Alison se desplomó débilmente sobre él y rodó sobre la cama.

―Pequeña gatita, ¿crees que hemos terminado?

Alison salió instantáneamente de su estado de embriaguez y miró al hombre desconocido, mientras el pánico se apoderaba de ella.

Con un fuerte grito, dijo ―¿Quién eres?

¿Quién es usted?

Suéltame rápido.

Jacob agarró la mano de Alison.

Alison estaba abrumada por todo lo que estaba pasando.

Alison no lo consiguió y finalmente se desmayó…

Fuera de la suite presidencial, una mujer que tenía exactamente la misma cara que Alison tenía los brazos cruzados alrededor del pecho.

Levantó lentamente la cabeza, y su voz clara estaba llena de melancolía.

Como si pudiera sentir la miseria de Alison a través de la gruesa puerta insonorizada.

―Hermana mía…

Disfruta de tu vigésimo regalo de cumpleaños de mi parte.

A la mañana siguiente, temprano, cuando los primeros rayos de sol de la mañana se derramaron a través de las ventanas del suelo al techo sobre los dos delicados rostros de la cama, despertaron lentamente de su letargo.

Sin embargo, el caos en que se sumió la habitación fue el mayor indicio de lo que había ocurrido exactamente aquella noche.

Alison frunció el ceño con fuerza, y sus párpados temblorosos se levantaron poco a poco.

Sus ojos se abrieron en un instante, y de repente se sentó en la cama.

Respiraba con dificultad, como si hubiera estado muerta y luego hubiera vuelto a nacer.

Las imágenes volvían a su mente, recordándole las locuras que había cometido ayer.

Se apretó las sienes palpitantes.

Su mirada recorrió rápidamente la caótica suite presidencial, aún llena de confusión.

«¿No había celebrado anoche su vigésimo cumpleaños con su hermana?

¿Cómo podía estar allí?» Alison miró al hombre que dormía de lado a su lado, con el rostro completamente oculto.

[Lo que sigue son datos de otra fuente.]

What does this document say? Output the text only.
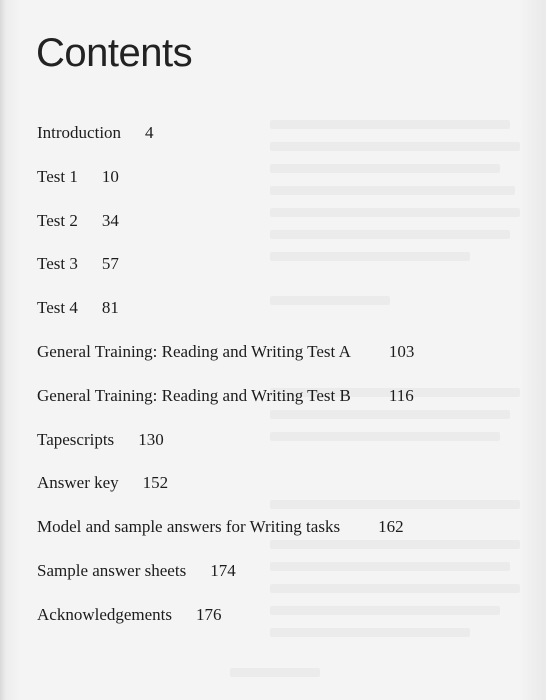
Contents
Introduction 4
Test 1 10
Test 2 34
Test 3 57
Test 4 81
General Training: Reading and Writing Test A 103
General Training: Reading and Writing Test B 116
Tapescripts 130
Answer key 152
Model and sample answers for Writing tasks 162
Sample answer sheets 174
Acknowledgements 176
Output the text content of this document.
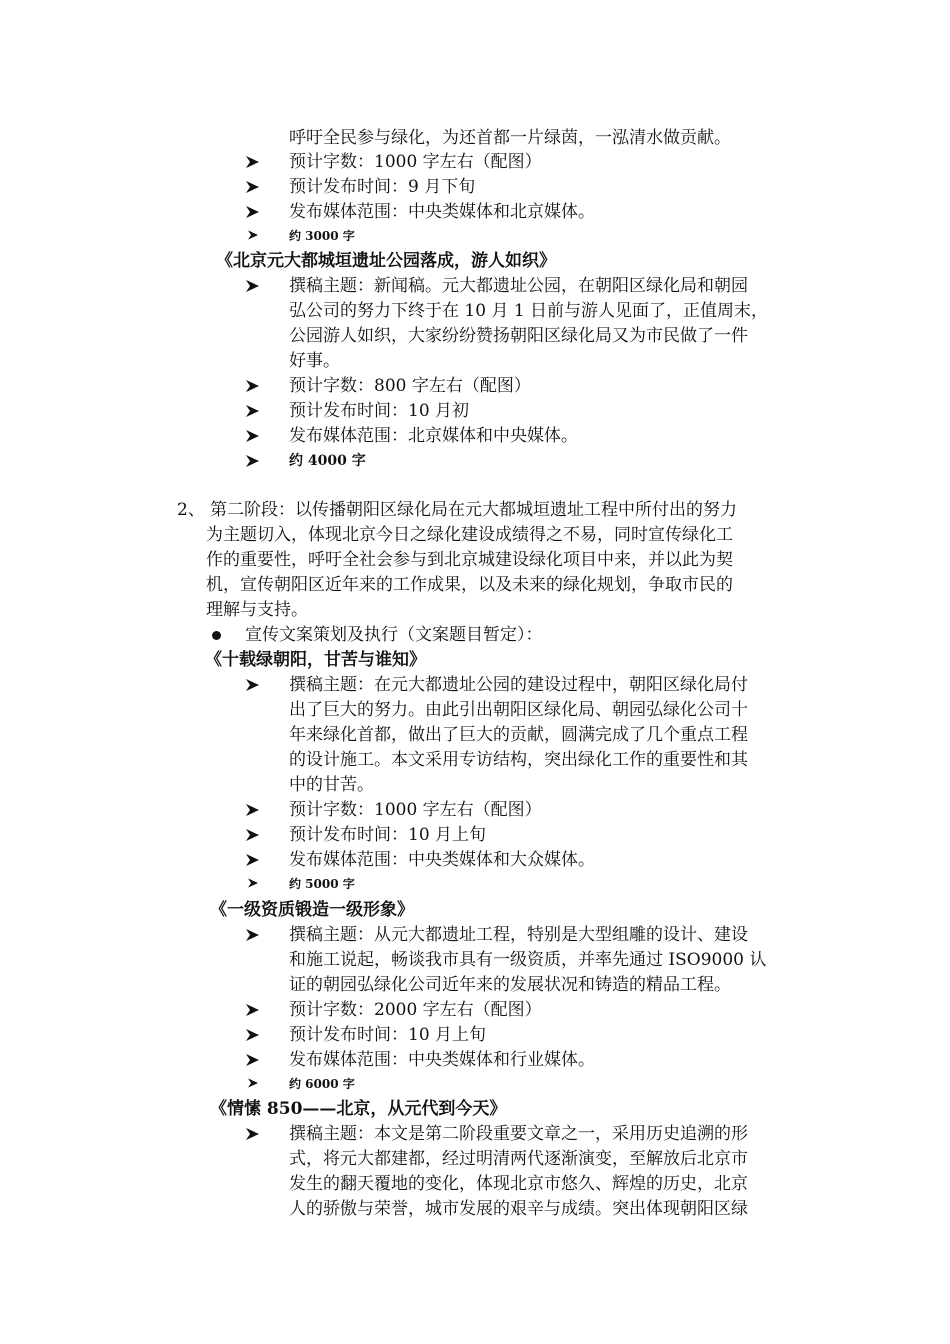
呼吁全民参与绿化，为还首都一片绿茵，一泓清水做贡献。
预计字数：1000 字左右（配图）
预计发布时间：9 月下旬
发布媒体范围：中央类媒体和北京媒体。
约 3000 字
《北京元大都城垣遗址公园落成，游人如织》
撰稿主题：新闻稿。元大都遗址公园，在朝阳区绿化局和朝园
弘公司的努力下终于在 10 月 1 日前与游人见面了，正值周末，
公园游人如织，大家纷纷赞扬朝阳区绿化局又为市民做了一件
好事。
预计字数：800 字左右（配图）
预计发布时间：10 月初
发布媒体范围：北京媒体和中央媒体。
约 4000 字
2、 第二阶段：以传播朝阳区绿化局在元大都城垣遗址工程中所付出的努力
为主题切入，体现北京今日之绿化建设成绩得之不易，同时宣传绿化工
作的重要性，呼吁全社会参与到北京城建设绿化项目中来，并以此为契
机，宣传朝阳区近年来的工作成果，以及未来的绿化规划，争取市民的
理解与支持。
宣传文案策划及执行（文案题目暂定）：
《十载绿朝阳，甘苦与谁知》
撰稿主题：在元大都遗址公园的建设过程中，朝阳区绿化局付
出了巨大的努力。由此引出朝阳区绿化局、朝园弘绿化公司十
年来绿化首都，做出了巨大的贡献，圆满完成了几个重点工程
的设计施工。本文采用专访结构，突出绿化工作的重要性和其
中的甘苦。
预计字数：1000 字左右（配图）
预计发布时间：10 月上旬
发布媒体范围：中央类媒体和大众媒体。
约 5000 字
《一级资质锻造一级形象》
撰稿主题：从元大都遗址工程，特别是大型组雕的设计、建设
和施工说起，畅谈我市具有一级资质，并率先通过 ISO9000 认
证的朝园弘绿化公司近年来的发展状况和铸造的精品工程。
预计字数：2000 字左右（配图）
预计发布时间：10 月上旬
发布媒体范围：中央类媒体和行业媒体。
约 6000 字
《情愫 850——北京，从元代到今天》
撰稿主题：本文是第二阶段重要文章之一，采用历史追溯的形
式，将元大都建都，经过明清两代逐渐演变，至解放后北京市
发生的翻天覆地的变化，体现北京市悠久、辉煌的历史，北京
人的骄傲与荣誉，城市发展的艰辛与成绩。突出体现朝阳区绿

Apretó los dientes y se sintió llena de arrepentimiento.

Recogió con cuidado su ropa y se levantó de la cama.

En cuanto se levantó de la cama, el dolor de su cuerpo y sus débiles piernas la hicieron caer pesadamente al suelo, desparramando la ropa que llevaba en las manos.

Respiró hondo y se vistió rápidamente.

Después de sacar los 200 dólares restantes de su bolso, miró al hombre que estaba en la cama y, en silencio, volvió a ponerlos en su cartera.

Parecía que había sido ella quien había empezado ayer.

Mientras Alison cerraba el bolso en silencio, sus ojos se posaron poco a poco en la pulsera hecha a mano que llevaba en la muñeca.

Se quitó la pulsera y la colocó suavemente a un lado de la cama, luego asintió satisfecha.

Hoy en día, ¡era tan común pero tan poco inspirado pagar a los hombres después de acostarse con ellos!

Regalarle una pulsera hecha a mano por ella misma era refrescante e impresionante.

Alison, que tenía la excusa perfecta para su tacañería, se dio la vuelta y se marchó sin dudarlo.